Black-Scholes and variants adapt the option pricing model from financial options. The growth option is valued as a call option where:
- Strike price = cost of the follow-on investment
- Underlying asset = the follow-on project’s PV (present value of cash flows)
- Time to expiration = the window in which the company can decide to invest
- Volatility = uncertainty in the follow-on project’s value
A follow-on project with high volatility (uncertain outcomes) has higher option value because success pays off handsomely and failure is just not exercised. A certain, low-volatility follow-on project has lower option value—it will likely be done regardless, so the option aspect is less valuable.
Real-world examples
Pharmaceutical development: A company spends $1 billion on Phase I–III trials for a drug targeting diabetes. If successful, the drug might generate $5 billion in NPV. But the real prize is the growth option: the underlying biology and patient population enable development of related drugs (obesity, kidney disease, cardiovascular) worth potentially billions more. Much of the original investment’s value lies in this growth-option value, not the initial drug.
Real estate development: A developer builds a commercial shopping center on a 10-acre parcel, using 5 acres. The remaining 5 acres are optioned for future expansion. The growth option to expand if demand materializes is valuable; if demand is weak, the developer does not expand. This is why optioning land is often more valuable than building immediately.

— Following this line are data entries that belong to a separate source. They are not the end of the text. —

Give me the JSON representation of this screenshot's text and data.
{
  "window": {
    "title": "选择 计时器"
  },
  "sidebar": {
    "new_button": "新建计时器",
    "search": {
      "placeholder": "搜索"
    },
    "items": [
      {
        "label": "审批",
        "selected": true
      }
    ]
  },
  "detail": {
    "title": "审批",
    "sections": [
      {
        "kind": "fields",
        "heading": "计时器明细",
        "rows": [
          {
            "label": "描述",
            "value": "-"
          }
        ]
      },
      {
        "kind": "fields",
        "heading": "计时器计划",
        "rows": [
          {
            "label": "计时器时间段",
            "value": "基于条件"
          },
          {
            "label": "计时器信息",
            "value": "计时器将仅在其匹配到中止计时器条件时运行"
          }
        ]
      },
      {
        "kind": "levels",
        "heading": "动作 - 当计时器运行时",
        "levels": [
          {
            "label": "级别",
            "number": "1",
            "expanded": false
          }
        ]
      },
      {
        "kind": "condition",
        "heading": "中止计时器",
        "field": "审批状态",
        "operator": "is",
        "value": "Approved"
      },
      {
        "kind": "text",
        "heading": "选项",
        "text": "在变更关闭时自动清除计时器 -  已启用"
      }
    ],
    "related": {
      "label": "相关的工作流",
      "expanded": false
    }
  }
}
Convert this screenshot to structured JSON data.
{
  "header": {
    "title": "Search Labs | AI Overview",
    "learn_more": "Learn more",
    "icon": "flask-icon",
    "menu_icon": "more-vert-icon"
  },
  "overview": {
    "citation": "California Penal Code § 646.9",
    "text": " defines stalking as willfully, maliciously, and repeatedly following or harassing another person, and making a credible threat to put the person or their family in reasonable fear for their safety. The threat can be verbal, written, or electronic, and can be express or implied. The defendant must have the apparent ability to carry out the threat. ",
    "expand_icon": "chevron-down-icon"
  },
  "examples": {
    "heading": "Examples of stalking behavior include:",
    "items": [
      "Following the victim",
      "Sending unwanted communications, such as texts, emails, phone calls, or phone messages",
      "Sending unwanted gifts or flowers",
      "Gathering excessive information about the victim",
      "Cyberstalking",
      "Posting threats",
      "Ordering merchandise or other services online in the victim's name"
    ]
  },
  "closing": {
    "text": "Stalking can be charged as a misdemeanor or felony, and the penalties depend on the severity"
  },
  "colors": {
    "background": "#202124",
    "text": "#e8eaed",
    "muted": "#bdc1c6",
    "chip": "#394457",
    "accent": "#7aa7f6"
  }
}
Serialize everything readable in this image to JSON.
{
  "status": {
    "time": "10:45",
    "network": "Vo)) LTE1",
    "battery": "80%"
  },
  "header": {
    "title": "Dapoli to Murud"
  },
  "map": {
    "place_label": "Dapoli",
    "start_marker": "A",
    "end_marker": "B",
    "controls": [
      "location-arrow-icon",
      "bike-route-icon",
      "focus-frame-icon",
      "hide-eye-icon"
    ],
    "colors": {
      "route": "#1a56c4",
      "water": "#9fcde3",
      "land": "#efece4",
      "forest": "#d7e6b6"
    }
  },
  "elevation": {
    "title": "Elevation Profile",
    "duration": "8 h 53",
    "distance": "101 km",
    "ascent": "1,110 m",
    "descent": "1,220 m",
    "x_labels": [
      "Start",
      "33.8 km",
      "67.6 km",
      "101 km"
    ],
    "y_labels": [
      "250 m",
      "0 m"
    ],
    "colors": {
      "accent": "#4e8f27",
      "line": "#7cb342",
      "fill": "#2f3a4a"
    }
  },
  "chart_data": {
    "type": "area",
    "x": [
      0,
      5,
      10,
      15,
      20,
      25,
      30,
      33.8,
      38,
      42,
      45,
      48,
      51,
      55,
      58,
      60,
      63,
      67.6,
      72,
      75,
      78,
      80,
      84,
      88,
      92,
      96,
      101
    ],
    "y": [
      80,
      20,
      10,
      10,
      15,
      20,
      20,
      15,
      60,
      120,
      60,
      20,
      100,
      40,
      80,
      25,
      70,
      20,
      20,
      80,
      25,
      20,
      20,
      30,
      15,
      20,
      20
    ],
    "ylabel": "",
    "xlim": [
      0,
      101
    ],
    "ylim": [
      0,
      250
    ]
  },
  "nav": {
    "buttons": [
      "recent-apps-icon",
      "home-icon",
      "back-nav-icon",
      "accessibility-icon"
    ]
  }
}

Software platforms: Salesforce began with customer relationship management (CRM). The growth option to build adjacent products (marketing cloud, commerce cloud, analytics) and expand into enterprise services has driven much of its value. Each success opens new growth options. Traditional valuation of Salesforce’s core CRM business would have deeply undervalued the company.
Factors affecting growth-option value
Volatility: Higher uncertainty in follow-on project outcomes increases option value. A biotech stock with a binary drug-approval outcome has high volatility and high growth-option value. A utility with predictable earnings has low volatility and low growth-option value.
Time window: Options that expire soon are less valuable. A company with a 2-year window to exercise a follow-on investment has less option value than one with a 10-year window (assuming the same underlying value and volatility). This is why patent and regulatory exclusivity are valuable—they extend the time window.
Investment cost: Higher costs to exercise the option reduce its value (higher strike price). A growth option requiring $100M in follow-on investment is less valuable than one requiring $10M, all else equal.
Competitive dynamics: If competitors can also exercise similar growth options, the value is eroded. If a company has exclusive access (patent, first-mover advantage), growth-option value is higher.
Organizational implications
Companies with extensive growth options—biotech, software, tech platforms—should invest in the core project even if its standalone NPV is marginal, because the growth-option value is substantial. Conversely, commodities businesses with little strategic optionality should be disciplined about accepting only projects with strong immediate returns.
Growth options can also encourage organizational flexibility. If a project’s main value lies in growth options, the organization should be structured to adapt and respond to early results, rather than commit rigidly to a single path.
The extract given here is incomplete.